Alecto se recroquevilla, encore, décidément sujette à mille dilemmes depuis qu’elle avait rencontré le Monstre en Ecailles. Elle se balançait doucement comme une démente. Il fallait qu’elle se calme, qu’elle comprenne où ils se trouvaient, pour rentrer à l’Auberge.
Doucement, ses yeux se fermèrent et elle récita un psaume d’une voix étrange, douce, chantante, si loin de ses couinements effrayés.
« En toi, Seigneur, j'ai mon refuge ; garde-moi d'être humilié pour toujours. Dans ta justice, libère-moi ;
Ecoute, et viens me délivrer. Sois le rocher qui m'abrite, la maison fortifiée qui me sauve.

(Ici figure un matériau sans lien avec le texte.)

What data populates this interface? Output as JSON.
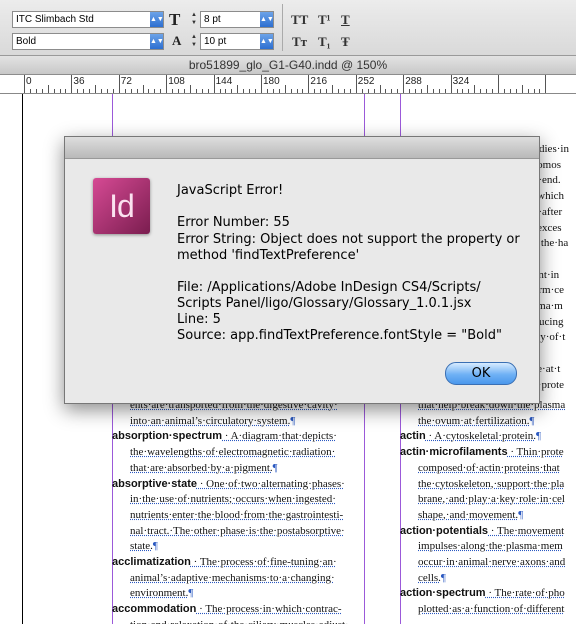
{
  "control_bar": {
    "font_family": "ITC Slimbach Std",
    "font_style": "Bold",
    "font_size": "8 pt",
    "leading": "10 pt",
    "caps_buttons": [
      "TT",
      "T¹",
      "T"
    ],
    "caps_buttons_row2": [
      "Tт",
      "T₁",
      "Ŧ"
    ]
  },
  "document_title": "bro51899_glo_G1-G40.indd @ 150%",
  "ruler": [
    "0",
    "36",
    "72",
    "108",
    "144",
    "180",
    "216",
    "252",
    "288",
    "324"
  ],
  "document": {
    "left_column": [
      {
        "term": "",
        "text": "ents·are·transported·from·the·digestive·cavity·",
        "indent": true
      },
      {
        "term": "",
        "text": "into·an·animal’s·circulatory·system.",
        "indent": true,
        "end": true
      },
      {
        "term": "absorption·spectrum",
        "text": " · A·diagram·that·depicts·",
        "indent": false
      },
      {
        "term": "",
        "text": "the·wavelengths·of·electromagnetic·radiation·",
        "indent": true
      },
      {
        "term": "",
        "text": "that·are·absorbed·by·a·pigment.",
        "indent": true,
        "end": true
      },
      {
        "term": "absorptive·state",
        "text": " · One·of·two·alternating·phases·",
        "indent": false
      },
      {
        "term": "",
        "text": "in·the·use·of·nutrients;·occurs·when·ingested·",
        "indent": true
      },
      {
        "term": "",
        "text": "nutrients·enter·the·blood·from·the·gastrointesti-",
        "indent": true
      },
      {
        "term": "",
        "text": "nal·tract.·The·other·phase·is·the·postabsorptive·",
        "indent": true
      },
      {
        "term": "",
        "text": "state.",
        "indent": true,
        "end": true
      },
      {
        "term": "acclimatization",
        "text": " · The·process·of·fine-tuning·an·",
        "indent": false
      },
      {
        "term": "",
        "text": "animal’s·adaptive·mechanisms·to·a·changing·",
        "indent": true
      },
      {
        "term": "",
        "text": "environment.",
        "indent": true,
        "end": true
      },
      {
        "term": "accommodation",
        "text": " · The·process·in·which·contrac-",
        "indent": false
      },
      {
        "term": "",
        "text": "tion·and·relaxation·of·the·ciliary·muscles·adjust·",
        "indent": true
      }
    ],
    "right_column_top": [
      "bodies·in",
      "hromos",
      "ne·end.",
      "n·which",
      "ed·after",
      "d·exces",
      "of·the·ha",
      "",
      "vent·in",
      "perm·ce",
      "asma·m",
      "oducing",
      "ntry·of·t",
      "",
      "ure·at·t",
      "ns·prote"
    ],
    "right_column": [
      {
        "term": "",
        "text": "that·help·break·down·the·plasma",
        "indent": true
      },
      {
        "term": "",
        "text": "the·ovum·at·fertilization.",
        "indent": true,
        "end": true
      },
      {
        "term": "actin",
        "text": " · A·cytoskeletal·protein.",
        "indent": false,
        "end": true
      },
      {
        "term": "actin·microfilaments",
        "text": " · Thin·prote",
        "indent": false
      },
      {
        "term": "",
        "text": "composed·of·actin·proteins·that",
        "indent": true
      },
      {
        "term": "",
        "text": "the·cytoskeleton,·support·the·pla",
        "indent": true
      },
      {
        "term": "",
        "text": "brane,·and·play·a·key·role·in·cel",
        "indent": true
      },
      {
        "term": "",
        "text": "shape,·and·movement.",
        "indent": true,
        "end": true
      },
      {
        "term": "action·potentials",
        "text": " · The·movement",
        "indent": false
      },
      {
        "term": "",
        "text": "impulses·along·the·plasma·mem",
        "indent": true
      },
      {
        "term": "",
        "text": "occur·in·animal·nerve·axons·and",
        "indent": true
      },
      {
        "term": "",
        "text": "cells.",
        "indent": true,
        "end": true
      },
      {
        "term": "action·spectrum",
        "text": " · The·rate·of·pho",
        "indent": false
      },
      {
        "term": "",
        "text": "plotted·as·a·function·of·different",
        "indent": true
      }
    ]
  },
  "dialog": {
    "app_icon_label": "Id",
    "lines": [
      "JavaScript Error!",
      "",
      "Error Number: 55",
      "Error String: Object does not support the property or",
      "method 'findTextPreference'",
      "",
      "File: /Applications/Adobe InDesign CS4/Scripts/",
      "Scripts Panel/ligo/Glossary/Glossary_1.0.1.jsx",
      "Line: 5",
      "Source: app.findTextPreference.fontStyle = \"Bold\""
    ],
    "ok_label": "OK"
  }
}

Ma forteresse et mon roc, c'est toi : pour l'honneur de ton nom, tu me guides et me conduis. Tu m'arraches au filet qu'ils m'ont tendu ;
Oui, c'est toi mon abri. En tes mains je remets mon esprit ; tu me rachètes, Seigneur, Dieu de vérité. »
Tout en soufflant, son visage s’illuminait d’une dévotion sans pareille, elle se sentait apaisée. Du moins, capable de réfléchir sans paniquer et pleurer. Sa main glissa sur le voile de sa cuisse, caressant le lien de crin qui brûlait sa peau à chaque mouvement, comme si ce simple geste la rassurait ; Alecto esquissa un sourire ravissant, avant d’ouvrir les yeux.
« Klaus, tu ne dois pas tuer. » Elle estimait être ‘iko Ank’ sans être sûre de ce que cela signifiait, mais se demandait si ‘agrak’ ne voulait pas dire croquer, faire du mal. La jeune femme s’assit posément, pour garder le bénéfice de sa prière, et plaça ses mains bien à plat sur ses cuisses, docile.
« Merci de t’être porté à mon secours. » Elle vint coller ses doigts contre sa bouche, et les éloigna en formant un arc de cercle gracieux. Ce signe de remerciement, Angus l’utilisait parfois, quand elle lui apportait une bière en fin de service. Elle espérait qu’il comprendrait.
« Mais il ne faut pas tuer. Pas attaquer. Pas mordre. Pas … Aguerac ? » Elle fronça le nez en prononçant très mal ce qu’elle avait comprit dans sa gorge pleine de dents pointues.